Attention Pooling

astonzhang · December 23, 2020, 3:03am

https://d2l.ai/chapter_attention-mechanisms-and-transformers/attention-pooling.html

wuncc1 · March 31, 2021, 1:30am

Hi,
It’s Watson (not Waston).
(Otherwise, enjoying the book).

A better idea was proposed by Nadaraya [Nadaraya, 1964] and Waston

StevenJokess · March 31, 2021, 3:34am

You are right! @wuncc1

I’m pulling.Next time you can contribute by yourself, check the tutorial

MRAB · May 11, 2021, 11:55pm

Hello,

Will tensorflow code be availbe for these sections as well (and in other chapters that miss them)?

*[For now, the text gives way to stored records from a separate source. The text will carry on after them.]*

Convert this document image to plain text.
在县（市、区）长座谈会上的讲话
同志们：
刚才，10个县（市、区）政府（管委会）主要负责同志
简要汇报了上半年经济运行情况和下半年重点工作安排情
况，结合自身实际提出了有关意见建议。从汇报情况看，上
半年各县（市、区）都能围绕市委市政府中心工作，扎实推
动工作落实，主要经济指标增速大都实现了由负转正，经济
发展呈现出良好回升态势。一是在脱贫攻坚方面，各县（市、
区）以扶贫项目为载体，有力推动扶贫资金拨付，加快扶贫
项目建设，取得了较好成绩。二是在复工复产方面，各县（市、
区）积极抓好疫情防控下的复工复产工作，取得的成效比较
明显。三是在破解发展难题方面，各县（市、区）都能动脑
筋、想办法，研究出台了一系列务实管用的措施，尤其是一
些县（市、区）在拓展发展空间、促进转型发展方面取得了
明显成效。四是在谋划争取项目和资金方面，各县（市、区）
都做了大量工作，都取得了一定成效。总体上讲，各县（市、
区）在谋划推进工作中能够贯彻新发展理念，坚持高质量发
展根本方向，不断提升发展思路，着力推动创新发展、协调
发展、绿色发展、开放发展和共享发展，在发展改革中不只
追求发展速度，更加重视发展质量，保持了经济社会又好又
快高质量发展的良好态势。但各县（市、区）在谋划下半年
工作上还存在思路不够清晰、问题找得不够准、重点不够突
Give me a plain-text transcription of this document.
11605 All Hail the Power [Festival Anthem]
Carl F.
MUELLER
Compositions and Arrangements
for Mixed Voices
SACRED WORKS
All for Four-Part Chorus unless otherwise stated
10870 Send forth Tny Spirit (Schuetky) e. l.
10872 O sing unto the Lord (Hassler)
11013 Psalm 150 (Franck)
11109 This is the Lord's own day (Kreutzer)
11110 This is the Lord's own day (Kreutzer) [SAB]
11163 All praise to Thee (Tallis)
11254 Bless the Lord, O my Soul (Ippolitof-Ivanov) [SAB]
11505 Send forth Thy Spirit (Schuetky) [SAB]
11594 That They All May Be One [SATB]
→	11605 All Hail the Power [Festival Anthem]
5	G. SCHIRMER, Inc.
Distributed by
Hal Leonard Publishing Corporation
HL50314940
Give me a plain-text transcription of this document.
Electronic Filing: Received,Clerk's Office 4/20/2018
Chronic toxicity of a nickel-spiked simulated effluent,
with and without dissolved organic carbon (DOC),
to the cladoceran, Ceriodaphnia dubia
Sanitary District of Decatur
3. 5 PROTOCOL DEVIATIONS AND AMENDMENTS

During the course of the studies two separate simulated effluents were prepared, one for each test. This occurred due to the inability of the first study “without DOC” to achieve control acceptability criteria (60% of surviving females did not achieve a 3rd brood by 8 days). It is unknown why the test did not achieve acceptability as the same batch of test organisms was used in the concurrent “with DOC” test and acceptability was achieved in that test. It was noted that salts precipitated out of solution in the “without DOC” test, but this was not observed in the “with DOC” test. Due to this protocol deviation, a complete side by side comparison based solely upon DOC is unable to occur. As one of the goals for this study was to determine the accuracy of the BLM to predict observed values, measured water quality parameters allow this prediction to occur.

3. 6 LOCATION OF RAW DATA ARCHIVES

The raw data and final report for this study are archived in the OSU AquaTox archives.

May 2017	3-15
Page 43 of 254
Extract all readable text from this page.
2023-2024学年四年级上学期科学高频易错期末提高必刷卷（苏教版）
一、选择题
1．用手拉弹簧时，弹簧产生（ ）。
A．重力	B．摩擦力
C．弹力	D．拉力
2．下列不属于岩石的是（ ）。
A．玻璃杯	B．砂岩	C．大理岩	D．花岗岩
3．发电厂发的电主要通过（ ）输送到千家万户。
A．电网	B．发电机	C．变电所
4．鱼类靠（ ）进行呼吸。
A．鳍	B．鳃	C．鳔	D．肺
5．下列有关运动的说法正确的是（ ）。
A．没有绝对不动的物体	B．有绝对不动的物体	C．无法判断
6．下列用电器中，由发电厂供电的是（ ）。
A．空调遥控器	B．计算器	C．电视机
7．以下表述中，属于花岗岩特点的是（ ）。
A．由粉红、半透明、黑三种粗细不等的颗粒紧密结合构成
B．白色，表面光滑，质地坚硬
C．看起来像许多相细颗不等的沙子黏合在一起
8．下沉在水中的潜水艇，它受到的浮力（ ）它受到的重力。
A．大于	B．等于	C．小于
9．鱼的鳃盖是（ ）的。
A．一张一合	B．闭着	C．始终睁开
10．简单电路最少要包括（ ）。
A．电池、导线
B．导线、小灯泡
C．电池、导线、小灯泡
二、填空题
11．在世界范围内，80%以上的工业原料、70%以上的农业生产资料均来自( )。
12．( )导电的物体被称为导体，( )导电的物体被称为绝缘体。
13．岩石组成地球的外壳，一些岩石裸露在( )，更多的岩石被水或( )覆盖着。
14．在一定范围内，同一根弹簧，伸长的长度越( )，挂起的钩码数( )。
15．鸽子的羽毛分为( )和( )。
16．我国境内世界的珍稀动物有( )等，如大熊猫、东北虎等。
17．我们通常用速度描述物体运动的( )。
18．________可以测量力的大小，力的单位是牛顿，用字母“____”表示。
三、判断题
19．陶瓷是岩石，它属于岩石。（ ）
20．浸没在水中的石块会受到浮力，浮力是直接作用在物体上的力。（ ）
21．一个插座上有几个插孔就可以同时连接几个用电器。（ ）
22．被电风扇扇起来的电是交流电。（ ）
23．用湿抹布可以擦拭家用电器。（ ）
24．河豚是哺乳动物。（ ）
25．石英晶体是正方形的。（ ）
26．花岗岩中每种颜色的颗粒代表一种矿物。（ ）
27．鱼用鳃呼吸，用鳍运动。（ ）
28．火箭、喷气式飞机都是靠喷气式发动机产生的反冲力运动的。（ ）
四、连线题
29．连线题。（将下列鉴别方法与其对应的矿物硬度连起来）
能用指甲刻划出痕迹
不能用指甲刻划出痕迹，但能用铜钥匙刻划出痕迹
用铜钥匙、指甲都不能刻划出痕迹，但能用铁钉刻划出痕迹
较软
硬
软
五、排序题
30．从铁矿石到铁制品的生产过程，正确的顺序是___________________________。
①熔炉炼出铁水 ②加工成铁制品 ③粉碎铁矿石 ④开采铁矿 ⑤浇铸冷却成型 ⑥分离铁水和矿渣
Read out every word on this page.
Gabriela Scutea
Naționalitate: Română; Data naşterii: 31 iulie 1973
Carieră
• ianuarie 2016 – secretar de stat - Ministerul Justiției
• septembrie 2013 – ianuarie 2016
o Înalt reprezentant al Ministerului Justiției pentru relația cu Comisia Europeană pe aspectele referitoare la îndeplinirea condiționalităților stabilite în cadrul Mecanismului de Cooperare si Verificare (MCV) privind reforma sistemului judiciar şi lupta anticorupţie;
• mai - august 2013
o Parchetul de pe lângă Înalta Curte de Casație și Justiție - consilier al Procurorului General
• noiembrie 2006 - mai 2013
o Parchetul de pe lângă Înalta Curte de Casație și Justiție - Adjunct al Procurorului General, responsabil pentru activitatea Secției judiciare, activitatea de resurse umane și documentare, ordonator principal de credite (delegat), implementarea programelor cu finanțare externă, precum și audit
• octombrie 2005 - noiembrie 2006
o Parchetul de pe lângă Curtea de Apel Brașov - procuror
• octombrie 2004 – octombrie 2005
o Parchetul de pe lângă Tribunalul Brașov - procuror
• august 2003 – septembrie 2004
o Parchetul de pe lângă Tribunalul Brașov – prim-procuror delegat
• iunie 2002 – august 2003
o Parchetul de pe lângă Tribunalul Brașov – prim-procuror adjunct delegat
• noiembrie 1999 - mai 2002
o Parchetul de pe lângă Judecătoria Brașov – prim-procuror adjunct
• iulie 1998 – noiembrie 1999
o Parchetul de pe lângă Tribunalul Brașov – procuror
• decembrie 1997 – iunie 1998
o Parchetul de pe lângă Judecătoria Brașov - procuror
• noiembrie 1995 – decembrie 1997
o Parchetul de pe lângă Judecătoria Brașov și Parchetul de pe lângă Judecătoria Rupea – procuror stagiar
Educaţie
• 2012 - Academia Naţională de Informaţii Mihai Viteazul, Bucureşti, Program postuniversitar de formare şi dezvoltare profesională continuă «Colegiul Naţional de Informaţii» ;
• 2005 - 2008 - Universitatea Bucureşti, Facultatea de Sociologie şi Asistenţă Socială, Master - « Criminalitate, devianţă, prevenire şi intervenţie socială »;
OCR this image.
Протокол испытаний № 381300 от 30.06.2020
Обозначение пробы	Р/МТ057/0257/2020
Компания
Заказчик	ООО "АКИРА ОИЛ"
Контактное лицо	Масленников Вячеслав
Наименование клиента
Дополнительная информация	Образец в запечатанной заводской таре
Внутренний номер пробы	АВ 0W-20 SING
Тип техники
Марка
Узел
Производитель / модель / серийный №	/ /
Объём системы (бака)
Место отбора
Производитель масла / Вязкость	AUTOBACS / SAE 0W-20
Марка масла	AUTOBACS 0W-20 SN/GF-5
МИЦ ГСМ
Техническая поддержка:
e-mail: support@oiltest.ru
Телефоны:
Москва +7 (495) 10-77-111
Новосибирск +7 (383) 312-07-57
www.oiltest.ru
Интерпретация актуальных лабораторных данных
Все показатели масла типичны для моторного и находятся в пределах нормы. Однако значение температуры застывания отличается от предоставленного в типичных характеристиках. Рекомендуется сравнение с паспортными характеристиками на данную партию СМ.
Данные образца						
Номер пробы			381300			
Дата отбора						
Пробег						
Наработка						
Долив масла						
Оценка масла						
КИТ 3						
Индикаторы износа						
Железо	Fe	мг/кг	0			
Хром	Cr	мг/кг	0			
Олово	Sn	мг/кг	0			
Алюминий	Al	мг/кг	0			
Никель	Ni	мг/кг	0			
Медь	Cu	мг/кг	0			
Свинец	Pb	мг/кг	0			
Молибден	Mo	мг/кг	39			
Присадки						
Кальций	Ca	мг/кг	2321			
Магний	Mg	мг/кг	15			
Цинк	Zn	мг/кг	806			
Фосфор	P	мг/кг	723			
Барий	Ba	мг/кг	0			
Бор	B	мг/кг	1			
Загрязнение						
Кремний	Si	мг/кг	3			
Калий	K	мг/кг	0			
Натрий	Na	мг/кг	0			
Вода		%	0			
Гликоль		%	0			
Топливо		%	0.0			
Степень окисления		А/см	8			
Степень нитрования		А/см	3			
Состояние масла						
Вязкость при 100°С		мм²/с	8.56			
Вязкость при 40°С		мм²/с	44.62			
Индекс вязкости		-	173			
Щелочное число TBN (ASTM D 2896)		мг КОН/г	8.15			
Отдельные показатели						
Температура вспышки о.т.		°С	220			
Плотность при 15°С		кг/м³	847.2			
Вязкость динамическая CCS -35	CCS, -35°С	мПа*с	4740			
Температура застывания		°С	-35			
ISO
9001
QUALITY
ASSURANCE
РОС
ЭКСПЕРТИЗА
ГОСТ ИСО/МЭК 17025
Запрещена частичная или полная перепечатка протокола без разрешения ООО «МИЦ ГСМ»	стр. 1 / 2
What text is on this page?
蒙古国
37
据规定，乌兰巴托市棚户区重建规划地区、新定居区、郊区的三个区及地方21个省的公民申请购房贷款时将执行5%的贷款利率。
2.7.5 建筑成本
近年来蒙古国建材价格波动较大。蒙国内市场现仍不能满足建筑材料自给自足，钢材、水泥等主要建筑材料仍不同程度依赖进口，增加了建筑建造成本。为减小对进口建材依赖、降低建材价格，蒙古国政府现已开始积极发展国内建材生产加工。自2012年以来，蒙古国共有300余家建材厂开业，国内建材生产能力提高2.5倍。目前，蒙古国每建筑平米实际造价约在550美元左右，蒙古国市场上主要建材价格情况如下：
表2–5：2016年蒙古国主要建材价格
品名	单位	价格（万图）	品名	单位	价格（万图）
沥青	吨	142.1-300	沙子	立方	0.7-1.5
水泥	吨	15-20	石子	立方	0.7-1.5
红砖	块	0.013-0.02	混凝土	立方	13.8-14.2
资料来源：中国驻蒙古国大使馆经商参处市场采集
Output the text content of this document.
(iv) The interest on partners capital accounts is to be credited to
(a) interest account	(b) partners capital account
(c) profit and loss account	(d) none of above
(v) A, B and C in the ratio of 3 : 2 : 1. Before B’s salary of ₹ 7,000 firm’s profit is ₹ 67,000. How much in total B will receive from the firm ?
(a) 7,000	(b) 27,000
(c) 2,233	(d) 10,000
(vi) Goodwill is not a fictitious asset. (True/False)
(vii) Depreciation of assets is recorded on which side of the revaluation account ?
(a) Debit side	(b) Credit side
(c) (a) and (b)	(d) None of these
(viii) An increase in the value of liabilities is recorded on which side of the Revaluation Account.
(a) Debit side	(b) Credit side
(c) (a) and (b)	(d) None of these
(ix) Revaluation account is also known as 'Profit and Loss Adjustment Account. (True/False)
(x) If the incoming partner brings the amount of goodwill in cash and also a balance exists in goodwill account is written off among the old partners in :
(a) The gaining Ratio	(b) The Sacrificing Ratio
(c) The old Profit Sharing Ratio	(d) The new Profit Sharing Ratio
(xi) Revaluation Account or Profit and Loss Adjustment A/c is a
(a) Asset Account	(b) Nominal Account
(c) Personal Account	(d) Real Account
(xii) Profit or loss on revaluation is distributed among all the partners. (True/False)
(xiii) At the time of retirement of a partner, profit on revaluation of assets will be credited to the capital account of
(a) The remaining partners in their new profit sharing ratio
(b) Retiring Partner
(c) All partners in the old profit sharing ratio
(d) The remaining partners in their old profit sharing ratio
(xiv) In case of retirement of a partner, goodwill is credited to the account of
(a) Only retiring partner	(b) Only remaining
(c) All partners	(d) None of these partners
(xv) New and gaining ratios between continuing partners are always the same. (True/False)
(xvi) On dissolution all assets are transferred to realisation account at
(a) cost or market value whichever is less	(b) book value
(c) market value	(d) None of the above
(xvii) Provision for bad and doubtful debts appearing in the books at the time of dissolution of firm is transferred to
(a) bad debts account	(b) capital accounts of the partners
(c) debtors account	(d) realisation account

joegenius98 · January 17, 2022, 9:26pm

Hello, everyone, I hope everyone’s having a good day.

I was wondering why the circled statement is true. Because both the denominator and numerator are negative, the end-result fraction is actually positive. So, should it not be the farther away the query x is, the higher the attention weight?

TusakaRin · March 6, 2022, 11:37am

The denominator and numerator are both positive, because the negative square is passed into exp(). Larger different between xi and x will lead to larger squared difference, and then smaller exp value, and finally smaller weights.